Working at DSS is hard. It isn't hard like it would be if I were digging ditches or working on a machine in a manufacturing plant. You go home tired from those jobs because you've been physically active for 8 or 12 straight hours and you're just physically exhausted. Working at DSS is different. You physically really don't do much of anything all day long except punch keys and talk to people.
But you go home just as tired.
You see how hard life really is for a lot of different people. Whether it's the ones who have been receiving all of their lives and don't see any way out of it. Or whether they are brand new to the system because they just lost their jobs and never thought they would be sitting in front of you applying for Food Stamps. They are different from each other, but it's hard either way because you see the hopelessness in one and the fear in the other.

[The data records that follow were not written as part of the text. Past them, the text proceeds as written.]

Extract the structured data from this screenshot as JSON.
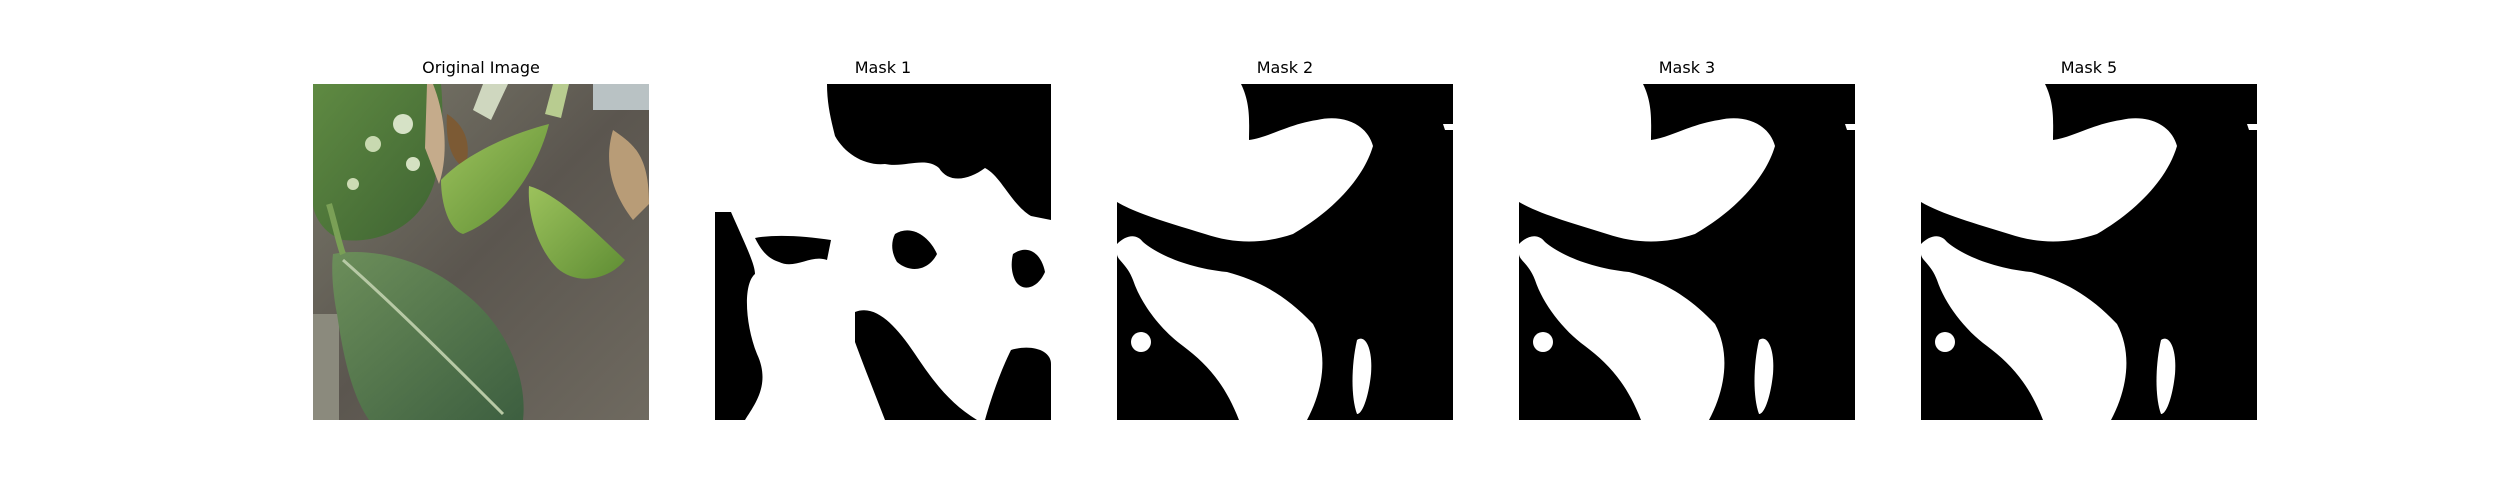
{
  "figure": {
    "panels": [
      {
        "title": "Original Image",
        "kind": "photo",
        "subject": "green variegated plant leaves"
      },
      {
        "title": "Mask 1",
        "kind": "binary-mask"
      },
      {
        "title": "Mask 2",
        "kind": "binary-mask"
      },
      {
        "title": "Mask 3",
        "kind": "binary-mask"
      },
      {
        "title": "Mask 5",
        "kind": "binary-mask"
      }
    ]
  },
  "colors": {
    "mask_foreground": "#ffffff",
    "mask_background": "#000000",
    "leaf_dark": "#3f6a36",
    "leaf_light": "#86ad5c",
    "background_soil": "#5b564f"
  }
}
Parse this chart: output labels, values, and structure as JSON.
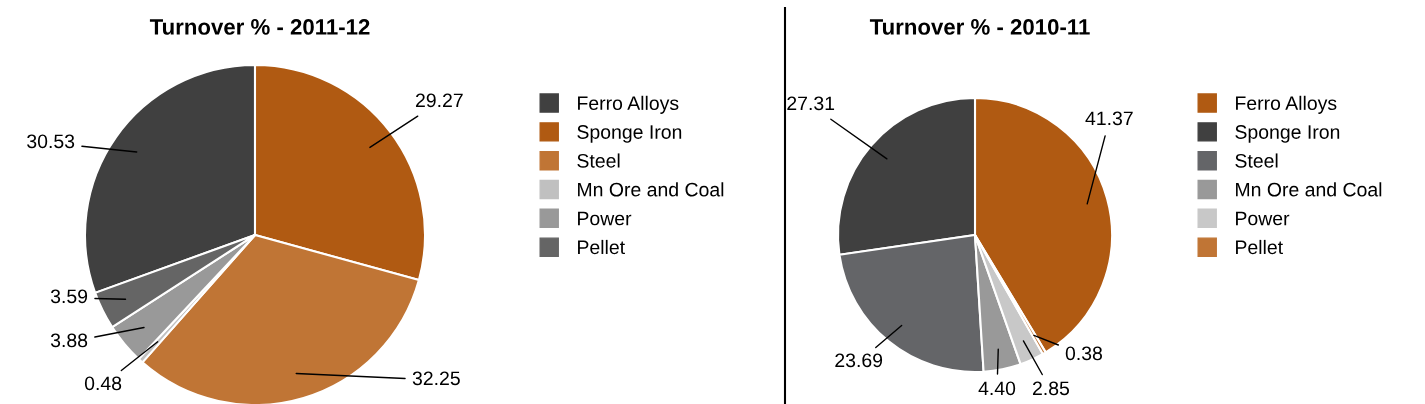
{
  "chart_data": [
    {
      "type": "pie",
      "title": "Turnover % - 2011-12",
      "categories": [
        "Ferro Alloys",
        "Sponge Iron",
        "Steel",
        "Mn Ore and Coal",
        "Power",
        "Pellet"
      ],
      "values": [
        30.53,
        29.27,
        32.25,
        0.48,
        3.88,
        3.59
      ],
      "colors": [
        "#404040",
        "#b05a12",
        "#c07535",
        "#c0c0c0",
        "#999999",
        "#656565"
      ],
      "value_labels": [
        "30.53",
        "29.27",
        "32.25",
        "0.48",
        "3.88",
        "3.59"
      ],
      "legend": "right"
    },
    {
      "type": "pie",
      "title": "Turnover % - 2010-11",
      "categories": [
        "Ferro Alloys",
        "Sponge Iron",
        "Steel",
        "Mn Ore and Coal",
        "Power",
        "Pellet"
      ],
      "values": [
        41.37,
        27.31,
        23.69,
        4.4,
        2.85,
        0.38
      ],
      "colors": [
        "#b05a12",
        "#404040",
        "#646568",
        "#999999",
        "#c8c8c8",
        "#c07535"
      ],
      "value_labels": [
        "41.37",
        "27.31",
        "23.69",
        "4.40",
        "2.85",
        "0.38"
      ],
      "legend": "right"
    }
  ]
}
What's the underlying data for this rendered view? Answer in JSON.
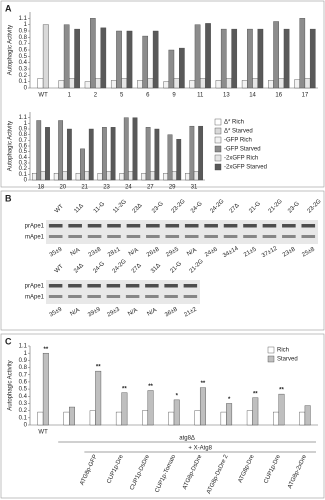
{
  "panel_labels": [
    "A",
    "B",
    "C"
  ],
  "chart_data": [
    {
      "type": "bar",
      "y_label": "Autophagic Activity",
      "ylim": [
        0,
        1.2
      ],
      "yticks": [
        0,
        0.1,
        0.2,
        0.3,
        0.4,
        0.5,
        0.6,
        0.7,
        0.8,
        0.9,
        1,
        1.1
      ],
      "categories": [
        "WT",
        "1",
        "2",
        "5",
        "6",
        "9",
        "11",
        "13",
        "14",
        "16",
        "17"
      ],
      "series": [
        {
          "color": "#ffffff",
          "values": [
            0.15,
            null,
            null,
            null,
            null,
            null,
            null,
            null,
            null,
            null,
            null
          ]
        },
        {
          "color": "#d9d9d9",
          "values": [
            1.0,
            null,
            null,
            null,
            null,
            null,
            null,
            null,
            null,
            null,
            null
          ]
        },
        {
          "color": "#f2f2f2",
          "values": [
            null,
            0.12,
            0.1,
            0.12,
            0.12,
            0.1,
            0.12,
            0.12,
            0.12,
            0.12,
            0.13
          ]
        },
        {
          "color": "#8c8c8c",
          "values": [
            null,
            1.0,
            1.1,
            0.9,
            0.82,
            0.6,
            1.0,
            0.93,
            0.93,
            1.05,
            1.1
          ]
        },
        {
          "color": "#e6e6e6",
          "values": [
            null,
            0.15,
            0.15,
            0.15,
            0.15,
            0.15,
            0.15,
            0.15,
            0.15,
            0.15,
            0.15
          ]
        },
        {
          "color": "#595959",
          "values": [
            null,
            0.93,
            0.95,
            0.9,
            0.9,
            0.63,
            1.02,
            0.93,
            0.93,
            0.93,
            0.93
          ]
        }
      ]
    },
    {
      "type": "bar",
      "y_label": "Autophagic Activity",
      "ylim": [
        0,
        1.2
      ],
      "yticks": [
        0,
        0.1,
        0.2,
        0.3,
        0.4,
        0.5,
        0.6,
        0.7,
        0.8,
        0.9,
        1,
        1.1
      ],
      "categories": [
        "18",
        "20",
        "21",
        "23",
        "24",
        "27",
        "29",
        "31"
      ],
      "legend": "right",
      "series": [
        {
          "name": "Δ* Rich",
          "color": "#ffffff",
          "values": [
            null,
            null,
            null,
            null,
            null,
            null,
            null,
            null
          ]
        },
        {
          "name": "Δ* Starved",
          "color": "#d9d9d9",
          "values": [
            null,
            null,
            null,
            null,
            null,
            null,
            null,
            null
          ]
        },
        {
          "name": "-GFP Rich",
          "color": "#f2f2f2",
          "values": [
            0.12,
            0.12,
            0.12,
            0.12,
            0.12,
            0.12,
            0.12,
            0.12
          ]
        },
        {
          "name": "-GFP Starved",
          "color": "#8c8c8c",
          "values": [
            1.05,
            1.05,
            0.55,
            0.93,
            1.1,
            0.93,
            0.8,
            0.95
          ]
        },
        {
          "name": "-2xGFP Rich",
          "color": "#e6e6e6",
          "values": [
            0.15,
            0.15,
            0.15,
            0.15,
            0.15,
            0.15,
            0.15,
            0.15
          ]
        },
        {
          "name": "-2xGFP Starved",
          "color": "#595959",
          "values": [
            0.93,
            0.9,
            0.9,
            0.93,
            1.1,
            0.9,
            0.72,
            0.95
          ]
        }
      ]
    },
    {
      "type": "bar",
      "y_label": "Autophagic Activity",
      "ylim": [
        0,
        1.1
      ],
      "yticks": [
        0,
        0.1,
        0.2,
        0.3,
        0.4,
        0.5,
        0.6,
        0.7,
        0.8,
        0.9,
        1,
        1.1
      ],
      "categories": [
        "WT",
        null,
        "ATG8p-GFP",
        "CUP1p-Dre",
        "CUP1p-DsDre",
        "CUP1p-Tomato",
        "ATG8p-DsDre",
        "ATG8p-DsDre 2",
        "ATG8p-Dre",
        "CUP1p-Dre",
        "ATG8p-2xDre"
      ],
      "legend": "upper right",
      "group_labels": [
        "atg8Δ",
        "+ X-Atg8"
      ],
      "annotations": [
        "**",
        null,
        "**",
        "**",
        "**",
        "*",
        "**",
        "*",
        "**",
        "**",
        null
      ],
      "series": [
        {
          "name": "Rich",
          "color": "#ffffff",
          "values": [
            0.18,
            0.18,
            0.2,
            0.18,
            0.2,
            0.18,
            0.2,
            0.18,
            0.2,
            0.18,
            0.18
          ]
        },
        {
          "name": "Starved",
          "color": "#bfbfbf",
          "values": [
            1.0,
            0.25,
            0.75,
            0.45,
            0.48,
            0.35,
            0.52,
            0.3,
            0.38,
            0.43,
            0.27
          ]
        }
      ]
    }
  ],
  "panel_b": {
    "gels": [
      {
        "row_labels": [
          "prApe1",
          "mApe1"
        ],
        "lanes": [
          "WT",
          "11Δ",
          "11-G",
          "11-2G",
          "23Δ",
          "23-G",
          "23-2G",
          "24-G",
          "24-2G",
          "27Δ",
          "21-G",
          "21-2G",
          "23-G",
          "23-2G"
        ],
        "values": [
          "35±9",
          "N/A",
          "23±8",
          "28±1",
          "N/A",
          "26±8",
          "29±5",
          "N/A",
          "24±6",
          "34±14",
          "21±5",
          "37±12",
          "23±8",
          "25±8"
        ]
      },
      {
        "row_labels": [
          "prApe1",
          "mApe1"
        ],
        "lanes": [
          "WT",
          "24Δ",
          "24-G",
          "24-2G",
          "27Δ",
          "31Δ",
          "21-G",
          "21-2G"
        ],
        "values": [
          "35±9",
          "N/A",
          "39±9",
          "29±3",
          "N/A",
          "N/A",
          "36±8",
          "21±2"
        ]
      }
    ]
  }
}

But it's my job to help them.
I don't know how good I am at it. There are days when I resent them and days when I resent the job itself because it just never ends. One interview is replaced by another interview. And for every case I process, it seems like three or four more end up on my desk within the hour. But there are moments.
A homeless guy came into the agency today. He didn't just need stamps. It was obvious that he really needed food and needed it pretty quickly. It takes time to do a food referral and to call the local food banks and soup kitchens to see if anyone has an opening. And homeless people are harder referrals because they don't have anywhere to cook or to store food, which means the food bank has to prepare a special package for them.
But actually, in the midst of all of the keystroking and paper pushing and eligibility interviewing, the homeless guys are the one part of the job I really don't mind because it's tangible. It's REAL. I know the money is real and I know inside that everyone I approve needs it. (At least I hope they do, because the ones who cheat at Food Stamps are stealing from the weakest and most vulnerable among us). But it's different when you actually go back to the food bank and get a bag of food and hand it to someone. It's not the same as generating system mail for them telling them how much their benefit allotment will be.
So at that moment, I smiled at the homeless guy because he knew he would eat tonight and he was grateful for nothing more than that. And then I went back to the interviewing and keystroking because during the time I took to refer him and get him his bag of food, two more people were assigned to me and they needed food too.
Like I said, when your job is making sure people have food, it's never easy because there is never an end to the people who need it.
But it does occasionally make you feel good.